Depois de vários eventos literários que não tiveram continuidade – entre eles a efêmera Curitiba Literária e o Perhappiness, festival criado em homenagem a Paulo Leminski –, finalmente Curitiba sedia sua primeira Bienal do Livro. Para garantir o êxito do evento, a organização apostou no dramaturgo e escritor Alcione Araújo, que agrega à festa curitibana, como curador, sua larga experiência na tradicional Jornada Literária de Passo Fundo.
A Bienal, que foi aberta oficialmente hoje e vai até 04 de setembro, começa pra valer amanhã, com o início dos bate-papos entre escritores, sempre na faixa das 19h30 às 21h30. Na abertura, a ex-ministra Marina Silva e o teólogo Leonardo Boff debatem sobre meio-ambiente. O mote da Bienal, aliás, é um dos grandes diferenciais do evento curitibano, segundo o curador Alcione Araújo. “Curitiba tem a primeira Bienal do Livro tematizada do país. A programação está toda baseada no tripé cultura, educação e meio-ambiente. As mesas sempre vão fazer a ponte entre esses temas e a literatura”, disse Araújo na coletiva de imprensa.

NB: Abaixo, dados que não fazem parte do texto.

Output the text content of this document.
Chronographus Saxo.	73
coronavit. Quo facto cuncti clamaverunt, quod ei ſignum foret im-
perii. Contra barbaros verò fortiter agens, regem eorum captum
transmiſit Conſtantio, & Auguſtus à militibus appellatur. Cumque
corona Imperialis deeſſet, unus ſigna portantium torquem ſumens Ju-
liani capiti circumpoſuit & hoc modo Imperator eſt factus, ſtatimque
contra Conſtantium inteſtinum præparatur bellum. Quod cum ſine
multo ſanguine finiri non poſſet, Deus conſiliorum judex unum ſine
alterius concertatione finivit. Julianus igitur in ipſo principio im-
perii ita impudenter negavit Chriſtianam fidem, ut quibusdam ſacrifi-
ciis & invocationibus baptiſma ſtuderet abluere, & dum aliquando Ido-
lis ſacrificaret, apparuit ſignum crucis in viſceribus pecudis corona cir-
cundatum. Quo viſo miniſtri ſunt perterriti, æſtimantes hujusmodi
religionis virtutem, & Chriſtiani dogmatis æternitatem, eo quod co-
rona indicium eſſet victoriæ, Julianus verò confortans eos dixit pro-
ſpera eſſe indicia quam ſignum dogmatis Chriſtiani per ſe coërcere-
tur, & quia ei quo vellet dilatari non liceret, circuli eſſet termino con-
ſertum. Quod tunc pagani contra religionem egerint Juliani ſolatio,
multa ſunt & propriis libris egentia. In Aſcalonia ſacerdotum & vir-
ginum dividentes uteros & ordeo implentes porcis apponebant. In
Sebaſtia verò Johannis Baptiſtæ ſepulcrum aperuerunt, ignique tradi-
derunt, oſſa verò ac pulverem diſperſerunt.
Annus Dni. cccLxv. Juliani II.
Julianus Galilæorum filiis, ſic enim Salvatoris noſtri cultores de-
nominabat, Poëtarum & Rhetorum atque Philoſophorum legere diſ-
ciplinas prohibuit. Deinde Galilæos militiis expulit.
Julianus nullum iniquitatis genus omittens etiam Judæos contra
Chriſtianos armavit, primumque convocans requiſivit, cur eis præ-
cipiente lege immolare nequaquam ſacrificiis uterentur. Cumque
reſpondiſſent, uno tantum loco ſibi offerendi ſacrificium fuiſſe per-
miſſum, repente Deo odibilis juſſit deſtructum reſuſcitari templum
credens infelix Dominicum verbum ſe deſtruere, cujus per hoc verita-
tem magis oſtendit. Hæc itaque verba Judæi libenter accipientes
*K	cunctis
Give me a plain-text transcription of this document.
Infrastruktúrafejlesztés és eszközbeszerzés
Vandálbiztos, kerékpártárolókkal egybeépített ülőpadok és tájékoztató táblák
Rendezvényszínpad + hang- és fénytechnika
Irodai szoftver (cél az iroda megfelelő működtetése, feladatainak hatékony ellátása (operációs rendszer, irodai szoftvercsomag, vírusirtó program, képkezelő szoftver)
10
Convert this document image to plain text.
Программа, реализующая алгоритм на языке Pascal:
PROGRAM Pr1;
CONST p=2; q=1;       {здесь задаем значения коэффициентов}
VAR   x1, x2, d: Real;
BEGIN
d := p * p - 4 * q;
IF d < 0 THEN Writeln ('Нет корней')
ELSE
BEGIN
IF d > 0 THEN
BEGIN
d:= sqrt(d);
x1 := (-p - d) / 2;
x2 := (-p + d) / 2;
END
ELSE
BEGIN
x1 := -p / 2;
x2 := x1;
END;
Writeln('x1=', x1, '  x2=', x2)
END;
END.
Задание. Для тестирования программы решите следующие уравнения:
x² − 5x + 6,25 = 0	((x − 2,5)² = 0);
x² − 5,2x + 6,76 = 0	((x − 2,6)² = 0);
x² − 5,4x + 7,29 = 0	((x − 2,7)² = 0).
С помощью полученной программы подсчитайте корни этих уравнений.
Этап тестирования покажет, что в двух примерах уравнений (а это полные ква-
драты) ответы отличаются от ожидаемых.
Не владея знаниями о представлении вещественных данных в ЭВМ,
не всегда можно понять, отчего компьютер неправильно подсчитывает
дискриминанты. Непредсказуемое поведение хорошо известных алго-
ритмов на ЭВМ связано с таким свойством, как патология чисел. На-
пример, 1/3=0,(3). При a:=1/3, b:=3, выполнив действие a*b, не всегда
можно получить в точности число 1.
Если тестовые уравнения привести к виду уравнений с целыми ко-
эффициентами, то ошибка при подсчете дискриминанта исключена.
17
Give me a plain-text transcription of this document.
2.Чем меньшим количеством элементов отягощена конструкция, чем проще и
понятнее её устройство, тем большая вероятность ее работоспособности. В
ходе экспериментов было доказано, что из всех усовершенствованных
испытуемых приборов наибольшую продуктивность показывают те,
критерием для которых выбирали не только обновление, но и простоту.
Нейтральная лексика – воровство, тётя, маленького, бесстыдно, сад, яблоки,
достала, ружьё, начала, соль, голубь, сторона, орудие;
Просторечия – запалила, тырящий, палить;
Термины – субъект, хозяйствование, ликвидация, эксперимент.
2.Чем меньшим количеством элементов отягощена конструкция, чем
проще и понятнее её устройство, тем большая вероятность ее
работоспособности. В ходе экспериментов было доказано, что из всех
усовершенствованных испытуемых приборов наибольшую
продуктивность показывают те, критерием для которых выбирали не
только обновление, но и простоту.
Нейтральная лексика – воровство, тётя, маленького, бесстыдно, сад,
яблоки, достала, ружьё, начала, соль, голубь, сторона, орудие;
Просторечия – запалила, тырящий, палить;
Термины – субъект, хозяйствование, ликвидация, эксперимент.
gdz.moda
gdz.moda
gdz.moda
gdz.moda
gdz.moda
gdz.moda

Depois do jump destaques sobre a programação.
Ruy Castro, que conversa com Arnaldo Bloch sobre biografias, é um dos destaques da programação, que ainda inclui os romancistas Carlos Heitor Cony, Moacyr Scliar e João Gilberto Noll. Os autores caseiros, do Paraná, serão representados por Cristóvão Tezza, Miguel Sanches Neto e Domingos Pellegrini. Autor de “O Caso da Chácara Chão” (prêmio Jabuti de 2001), Pellegrini vai lançar o livro infanto-juvenil “Professor Milionário”, pela editora FTD. O escritor londrinense é um dos autores mais lidos no segmento infantil. “A árvore que dava dinheiro”, de 1981, já vendeu mais de 2,5 milhões de exemplares.
No total, serão sete debates no horário nobre. Entre os assuntos debatidos, o gênero romance é o destaque em duas mesas. Na primeira, sábado, 29 de agosto, Cony e Scliar vão falar sobre a tão alardeada morte do romance. Já no dia 3 de setembro, Raimundo Carrero, romancista e professor de oficinas literárias, conversa com Tezza e Noll sobre “a invenção do romance”.
A nova geração de autores será representada por Clarah Averbuck, Fabrício Carpinejar e Michel Laub, os dois últimos escalados no evento paralelo Conexão Geral. O poeta e cronista Carpinejar vai falar sobre “O papel da crônica na imprensa e no blog”; já Laub discorre sobre “Literatura contemporânea”.
Homenagem
O salão principal da Bienal homenageia o poeta Paulo Leminski, em referência aos 20 anos de sua morte completos em 2009. A lembrança pode ser vista como discreta se considerado a importância de Leminski para a poesia curitibana e brasileira. Já o recluso Dalton Trevisan, um dos maiores contistas do país, como era de se esperar, não aceitou o convite da organização para participar da Bienal. No entanto, a obra do Vampiro de Curitiba será esmiuçada por Nelson Vieira, português naturalizado norte-americano e especialista na obra de Trevisan.
Com mais de 300 eventos ligados ao livro e à cultura, como seminários, oficinas de texto, exibição de filmes e bate-papos – além de 70 expositores –, a I Bienal do Livro de Curitiba aposta na fama cultural da cidade para levar, pelo menos, 50 mil pessoas ao evento.